De combinatie ibrutinib + venetoclax, geheel oraal en met een vaste behandelduur, verbeterde de progressievrije overleving significant ten opzichte van standaard chemo-immunotherapie in de eerste lijn bij oudere, niet-fitte patiënten met CLL. Dat bleek uit de eerste resultaten van de fase 3-GLOW-studie, die prof. dr. Arnon Kater (Amsterdam UMC) presenteerde als late breaking abstract tijdens EHA 2021 Virtual.1
Continue monotherapie met de BTK-remmer ibrutinib vormt een standaardbehandeling voor patiënten met onbehandelde chronische lymfatische leukemie (CLL). Ibrutinib mobiliseert CLL-cellen uit hun beschermende lymfoïde niches, en remt de proliferatie. De BCL2-remmer venetoclax kan circulerende CLL-cellen efficiënt doden via de inductie van apoptose. Combinatie van ibrutinib met venetoclax zou een synergistisch effect kunnen hebben, en kunnen leiden tot diepere responsen, zodat patiënten na een bepaalde tijd kunnen stoppen met de behandeling. In de CAPTIVATE-studie leidde deze combinatie tot diepe en duurzame responsen bij jongere (≤70 jaar) en fitte patiënten met CLL.2,3 In de GLOW-studie evalueerden de onderzoekers ibrutinib + venetoclax bij oudere patiënten (≥65 jaar) met comorbiditeit.

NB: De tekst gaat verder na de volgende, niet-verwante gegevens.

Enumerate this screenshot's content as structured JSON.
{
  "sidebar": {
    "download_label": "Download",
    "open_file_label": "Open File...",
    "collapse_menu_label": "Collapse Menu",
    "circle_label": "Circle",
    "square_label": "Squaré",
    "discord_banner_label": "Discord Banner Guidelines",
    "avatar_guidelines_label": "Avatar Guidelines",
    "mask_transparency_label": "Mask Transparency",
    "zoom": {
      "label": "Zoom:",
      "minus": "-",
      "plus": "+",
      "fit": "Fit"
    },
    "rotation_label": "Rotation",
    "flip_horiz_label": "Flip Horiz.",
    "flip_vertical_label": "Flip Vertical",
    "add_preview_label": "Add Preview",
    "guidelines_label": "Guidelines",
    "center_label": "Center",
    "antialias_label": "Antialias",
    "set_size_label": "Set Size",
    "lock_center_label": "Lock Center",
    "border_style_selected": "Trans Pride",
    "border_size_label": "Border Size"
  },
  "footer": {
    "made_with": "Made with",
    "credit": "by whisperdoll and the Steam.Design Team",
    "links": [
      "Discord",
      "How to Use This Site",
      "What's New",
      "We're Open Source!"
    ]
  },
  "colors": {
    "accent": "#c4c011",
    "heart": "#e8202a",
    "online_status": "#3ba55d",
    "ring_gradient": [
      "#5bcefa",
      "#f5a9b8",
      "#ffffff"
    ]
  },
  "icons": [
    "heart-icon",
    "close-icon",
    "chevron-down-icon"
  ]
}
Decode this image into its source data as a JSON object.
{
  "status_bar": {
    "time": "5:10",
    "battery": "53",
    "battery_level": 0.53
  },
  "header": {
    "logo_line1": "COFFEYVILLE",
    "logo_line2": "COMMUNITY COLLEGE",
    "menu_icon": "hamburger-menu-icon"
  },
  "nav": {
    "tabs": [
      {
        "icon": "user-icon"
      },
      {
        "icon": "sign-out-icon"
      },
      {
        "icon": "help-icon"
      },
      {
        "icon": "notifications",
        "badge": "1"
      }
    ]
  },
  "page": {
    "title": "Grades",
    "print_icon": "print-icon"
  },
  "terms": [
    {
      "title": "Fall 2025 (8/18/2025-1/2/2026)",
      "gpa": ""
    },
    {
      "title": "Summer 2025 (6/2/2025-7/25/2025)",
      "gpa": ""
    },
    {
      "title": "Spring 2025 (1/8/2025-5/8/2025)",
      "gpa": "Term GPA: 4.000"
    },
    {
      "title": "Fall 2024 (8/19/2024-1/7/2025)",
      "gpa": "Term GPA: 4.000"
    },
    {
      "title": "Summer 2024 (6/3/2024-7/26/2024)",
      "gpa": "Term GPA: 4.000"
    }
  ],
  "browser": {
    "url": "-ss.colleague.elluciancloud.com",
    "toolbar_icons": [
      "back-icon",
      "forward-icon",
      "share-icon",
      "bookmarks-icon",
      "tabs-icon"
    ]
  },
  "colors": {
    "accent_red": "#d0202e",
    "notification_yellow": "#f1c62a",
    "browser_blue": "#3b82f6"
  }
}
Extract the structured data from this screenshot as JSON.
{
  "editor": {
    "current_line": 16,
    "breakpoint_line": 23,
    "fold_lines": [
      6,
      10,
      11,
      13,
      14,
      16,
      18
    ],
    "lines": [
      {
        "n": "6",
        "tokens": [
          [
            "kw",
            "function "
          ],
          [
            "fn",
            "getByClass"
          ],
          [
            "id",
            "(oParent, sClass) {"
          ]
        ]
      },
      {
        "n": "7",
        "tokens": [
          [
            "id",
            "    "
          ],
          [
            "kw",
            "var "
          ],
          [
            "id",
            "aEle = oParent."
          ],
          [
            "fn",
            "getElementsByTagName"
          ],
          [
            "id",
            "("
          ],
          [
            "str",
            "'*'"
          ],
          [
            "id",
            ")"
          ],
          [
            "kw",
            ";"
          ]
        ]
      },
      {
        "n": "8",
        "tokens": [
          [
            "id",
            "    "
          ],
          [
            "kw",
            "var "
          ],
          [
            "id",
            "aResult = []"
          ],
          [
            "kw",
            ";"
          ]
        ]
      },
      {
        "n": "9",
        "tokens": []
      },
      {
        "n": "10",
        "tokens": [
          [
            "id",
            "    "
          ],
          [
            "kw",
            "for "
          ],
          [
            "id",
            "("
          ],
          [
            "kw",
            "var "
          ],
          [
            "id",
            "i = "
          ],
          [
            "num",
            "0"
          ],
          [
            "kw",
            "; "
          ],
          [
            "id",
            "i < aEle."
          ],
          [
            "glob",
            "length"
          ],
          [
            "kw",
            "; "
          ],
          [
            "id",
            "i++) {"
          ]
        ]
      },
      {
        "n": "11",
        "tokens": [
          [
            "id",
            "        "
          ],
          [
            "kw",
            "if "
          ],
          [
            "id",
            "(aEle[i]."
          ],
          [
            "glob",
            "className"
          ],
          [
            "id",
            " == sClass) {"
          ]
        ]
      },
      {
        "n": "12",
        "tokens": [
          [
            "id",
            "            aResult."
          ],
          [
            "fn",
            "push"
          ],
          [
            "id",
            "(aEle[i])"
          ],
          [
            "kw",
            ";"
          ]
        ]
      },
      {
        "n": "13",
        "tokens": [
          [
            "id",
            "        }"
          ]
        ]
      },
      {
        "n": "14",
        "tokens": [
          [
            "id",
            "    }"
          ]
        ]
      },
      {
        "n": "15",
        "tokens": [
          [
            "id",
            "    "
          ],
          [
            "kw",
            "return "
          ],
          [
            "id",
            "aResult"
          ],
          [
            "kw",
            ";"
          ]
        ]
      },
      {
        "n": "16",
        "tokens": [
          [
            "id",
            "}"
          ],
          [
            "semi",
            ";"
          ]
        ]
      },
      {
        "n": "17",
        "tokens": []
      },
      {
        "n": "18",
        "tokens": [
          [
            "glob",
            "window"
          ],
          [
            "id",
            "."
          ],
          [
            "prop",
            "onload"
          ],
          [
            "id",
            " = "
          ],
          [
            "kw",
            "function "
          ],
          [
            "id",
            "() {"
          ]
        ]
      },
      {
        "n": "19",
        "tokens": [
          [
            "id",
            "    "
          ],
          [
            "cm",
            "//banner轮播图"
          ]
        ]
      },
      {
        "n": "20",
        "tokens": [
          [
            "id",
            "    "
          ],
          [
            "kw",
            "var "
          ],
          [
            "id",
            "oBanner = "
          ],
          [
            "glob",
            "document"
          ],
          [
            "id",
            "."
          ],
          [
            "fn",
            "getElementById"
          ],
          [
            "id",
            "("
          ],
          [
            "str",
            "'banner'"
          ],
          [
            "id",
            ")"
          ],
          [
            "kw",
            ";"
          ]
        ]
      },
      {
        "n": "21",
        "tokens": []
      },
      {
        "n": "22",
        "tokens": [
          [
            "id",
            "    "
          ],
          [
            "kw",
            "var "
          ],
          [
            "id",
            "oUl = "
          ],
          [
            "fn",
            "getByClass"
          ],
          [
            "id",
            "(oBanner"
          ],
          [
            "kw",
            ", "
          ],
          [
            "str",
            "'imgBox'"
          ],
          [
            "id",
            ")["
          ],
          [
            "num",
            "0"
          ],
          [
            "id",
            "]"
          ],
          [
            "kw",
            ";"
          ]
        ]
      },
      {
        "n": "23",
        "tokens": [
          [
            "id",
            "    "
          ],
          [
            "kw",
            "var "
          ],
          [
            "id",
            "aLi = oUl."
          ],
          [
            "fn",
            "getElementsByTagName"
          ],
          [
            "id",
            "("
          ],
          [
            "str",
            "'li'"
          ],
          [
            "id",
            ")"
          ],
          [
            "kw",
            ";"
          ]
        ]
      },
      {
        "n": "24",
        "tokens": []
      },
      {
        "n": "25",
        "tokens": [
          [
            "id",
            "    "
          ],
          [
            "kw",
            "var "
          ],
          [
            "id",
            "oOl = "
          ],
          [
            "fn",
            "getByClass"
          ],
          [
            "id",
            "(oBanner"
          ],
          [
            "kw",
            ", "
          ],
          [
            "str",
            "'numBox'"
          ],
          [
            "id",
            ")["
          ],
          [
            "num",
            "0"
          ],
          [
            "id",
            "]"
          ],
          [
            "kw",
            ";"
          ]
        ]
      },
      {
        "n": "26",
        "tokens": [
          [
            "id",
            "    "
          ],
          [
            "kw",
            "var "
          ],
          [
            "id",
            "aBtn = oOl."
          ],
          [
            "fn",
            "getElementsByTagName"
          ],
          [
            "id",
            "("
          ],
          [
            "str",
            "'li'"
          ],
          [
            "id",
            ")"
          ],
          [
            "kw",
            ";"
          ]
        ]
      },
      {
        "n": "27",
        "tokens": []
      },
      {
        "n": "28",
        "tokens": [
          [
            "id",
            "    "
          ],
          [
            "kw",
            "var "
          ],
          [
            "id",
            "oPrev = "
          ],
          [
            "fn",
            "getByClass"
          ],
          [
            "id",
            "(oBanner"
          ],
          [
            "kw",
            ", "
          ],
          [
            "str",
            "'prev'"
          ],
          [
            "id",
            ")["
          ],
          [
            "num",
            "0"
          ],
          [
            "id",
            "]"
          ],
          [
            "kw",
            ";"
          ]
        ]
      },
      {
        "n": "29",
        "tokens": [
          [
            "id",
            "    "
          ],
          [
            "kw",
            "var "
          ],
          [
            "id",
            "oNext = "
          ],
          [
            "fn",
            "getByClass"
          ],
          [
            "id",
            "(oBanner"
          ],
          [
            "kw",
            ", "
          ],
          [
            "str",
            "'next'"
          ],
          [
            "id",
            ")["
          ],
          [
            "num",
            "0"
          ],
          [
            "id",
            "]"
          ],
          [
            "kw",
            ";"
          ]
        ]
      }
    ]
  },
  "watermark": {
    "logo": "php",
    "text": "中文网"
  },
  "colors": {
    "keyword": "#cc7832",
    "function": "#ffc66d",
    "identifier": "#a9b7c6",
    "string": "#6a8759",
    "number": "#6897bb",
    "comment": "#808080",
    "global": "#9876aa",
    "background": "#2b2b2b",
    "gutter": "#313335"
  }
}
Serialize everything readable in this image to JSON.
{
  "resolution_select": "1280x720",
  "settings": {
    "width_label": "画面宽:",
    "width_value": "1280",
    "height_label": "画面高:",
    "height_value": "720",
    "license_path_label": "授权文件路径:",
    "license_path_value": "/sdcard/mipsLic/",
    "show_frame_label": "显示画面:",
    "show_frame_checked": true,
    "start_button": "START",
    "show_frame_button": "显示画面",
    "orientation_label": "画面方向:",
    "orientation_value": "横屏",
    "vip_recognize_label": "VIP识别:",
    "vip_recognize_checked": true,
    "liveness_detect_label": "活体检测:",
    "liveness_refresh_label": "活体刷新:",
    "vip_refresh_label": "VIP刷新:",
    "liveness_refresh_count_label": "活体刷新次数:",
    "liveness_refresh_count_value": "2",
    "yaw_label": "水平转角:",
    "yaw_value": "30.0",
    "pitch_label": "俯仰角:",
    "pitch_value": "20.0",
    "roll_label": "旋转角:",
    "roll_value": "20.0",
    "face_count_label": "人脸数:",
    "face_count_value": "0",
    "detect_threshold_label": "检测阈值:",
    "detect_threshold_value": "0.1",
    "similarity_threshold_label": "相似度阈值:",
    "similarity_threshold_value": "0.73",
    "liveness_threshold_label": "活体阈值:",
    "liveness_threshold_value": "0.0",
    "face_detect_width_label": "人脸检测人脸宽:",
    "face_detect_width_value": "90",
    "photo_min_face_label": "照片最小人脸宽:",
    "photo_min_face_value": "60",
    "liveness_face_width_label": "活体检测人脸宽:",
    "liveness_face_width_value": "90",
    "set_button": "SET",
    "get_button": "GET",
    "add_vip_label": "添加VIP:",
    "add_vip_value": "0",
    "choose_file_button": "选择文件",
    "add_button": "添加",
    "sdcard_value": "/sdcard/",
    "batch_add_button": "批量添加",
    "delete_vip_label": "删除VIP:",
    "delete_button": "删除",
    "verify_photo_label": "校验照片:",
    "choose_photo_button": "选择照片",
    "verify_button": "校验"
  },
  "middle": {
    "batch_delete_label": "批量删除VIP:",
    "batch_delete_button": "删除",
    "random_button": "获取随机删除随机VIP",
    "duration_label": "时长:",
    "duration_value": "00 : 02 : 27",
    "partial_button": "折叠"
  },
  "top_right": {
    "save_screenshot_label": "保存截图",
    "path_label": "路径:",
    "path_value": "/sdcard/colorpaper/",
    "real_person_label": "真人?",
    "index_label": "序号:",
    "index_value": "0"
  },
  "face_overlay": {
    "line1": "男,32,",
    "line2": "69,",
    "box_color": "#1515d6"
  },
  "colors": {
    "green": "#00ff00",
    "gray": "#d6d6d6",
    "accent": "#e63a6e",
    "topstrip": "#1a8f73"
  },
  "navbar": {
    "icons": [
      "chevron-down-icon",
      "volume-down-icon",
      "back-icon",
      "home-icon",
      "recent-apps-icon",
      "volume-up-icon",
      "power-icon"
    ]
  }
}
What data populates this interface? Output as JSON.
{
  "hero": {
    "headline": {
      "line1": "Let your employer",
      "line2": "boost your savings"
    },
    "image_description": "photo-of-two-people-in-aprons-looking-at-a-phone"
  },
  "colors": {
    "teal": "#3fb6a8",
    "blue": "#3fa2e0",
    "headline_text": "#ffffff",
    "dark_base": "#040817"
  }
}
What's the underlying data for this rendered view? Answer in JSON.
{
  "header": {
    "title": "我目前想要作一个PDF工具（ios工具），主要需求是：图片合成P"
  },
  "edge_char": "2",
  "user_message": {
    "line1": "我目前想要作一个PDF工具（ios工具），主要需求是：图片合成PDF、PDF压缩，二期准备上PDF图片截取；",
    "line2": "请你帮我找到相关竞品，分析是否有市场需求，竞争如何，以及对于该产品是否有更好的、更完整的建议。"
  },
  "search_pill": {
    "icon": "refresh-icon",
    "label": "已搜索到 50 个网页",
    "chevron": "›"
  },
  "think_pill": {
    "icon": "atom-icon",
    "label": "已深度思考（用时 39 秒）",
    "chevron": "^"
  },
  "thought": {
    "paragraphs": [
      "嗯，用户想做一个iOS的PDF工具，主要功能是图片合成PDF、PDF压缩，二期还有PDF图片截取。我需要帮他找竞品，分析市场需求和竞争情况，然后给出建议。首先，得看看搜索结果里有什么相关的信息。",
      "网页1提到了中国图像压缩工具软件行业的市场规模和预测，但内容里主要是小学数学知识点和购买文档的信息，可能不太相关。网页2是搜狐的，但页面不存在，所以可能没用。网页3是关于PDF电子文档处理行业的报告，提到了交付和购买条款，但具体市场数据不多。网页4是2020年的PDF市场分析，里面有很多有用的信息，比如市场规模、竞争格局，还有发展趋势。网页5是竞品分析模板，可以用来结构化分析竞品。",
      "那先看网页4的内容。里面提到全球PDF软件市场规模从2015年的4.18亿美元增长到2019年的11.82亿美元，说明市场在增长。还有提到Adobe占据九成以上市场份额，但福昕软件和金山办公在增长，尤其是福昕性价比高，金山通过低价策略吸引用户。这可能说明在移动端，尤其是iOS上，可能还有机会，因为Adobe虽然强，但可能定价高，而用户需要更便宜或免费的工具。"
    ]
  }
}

In deze fase 3-studie werden 211 nog onbehandelde patiënten met CLL 1:1 gerandomiseerd tussen ibrutinib + venetoclax (I+V; drie kuren lead-in ibrutinib gevolgd door twaalf kuren I+V) of chloorambucil + obinutuzumab (Clb+O; zes kuren). De primaire uitkomstmaat was de progressievrije overleving (PFS). Patiënten die progressie vertoonden kregen de mogelijkheid om behandeld te worden met ibrutinibmonotherapie, maar daar zijn nog geen gegevens over beschikbaar.
Sterk verbeterde PFS
De mediane leeftijd was 71 jaar en de meerderheid van de patiënten had een CIRS-score >6, het betrof dus een oudere en niet-fitte populatie. “I+V verbeterde de PFS significant vergeleken met Clb+O. Het risico op progressie of overlijden werd verminderd met 78% (HR 0,216; p<0,0001). Dit PFS-voordeel was consistent in alle geanalyseerde subgroepen, inclusief hoge leeftijd, hoge CIRS-score en verschillende genetische risicofactoren zoals de IGVH-mutatiestatus”, vertelde Arnon Kater. De mediane PFS werd niet bereikt met I+V, en was 21 maanden met Clb+O. De responsen die bereikt werden met I+V waren dieper en duurzamer dan met Clb+O. Meer patiënten vertoonden een complete respons (CR+CRi) met I+V versus Clb+O (38,7% versus 11,4%; p<0,0001). Het percentage patiënten met ondetecteerbare minimale restziekte (uMRD) in het beenmerg drie maanden na het einde van de behandeling was 51,9% met I+V versus 17,1% met Clb+O, bovendien had 85% van hen een jaar na afloop van de behandeling nog steeds de status uMRD.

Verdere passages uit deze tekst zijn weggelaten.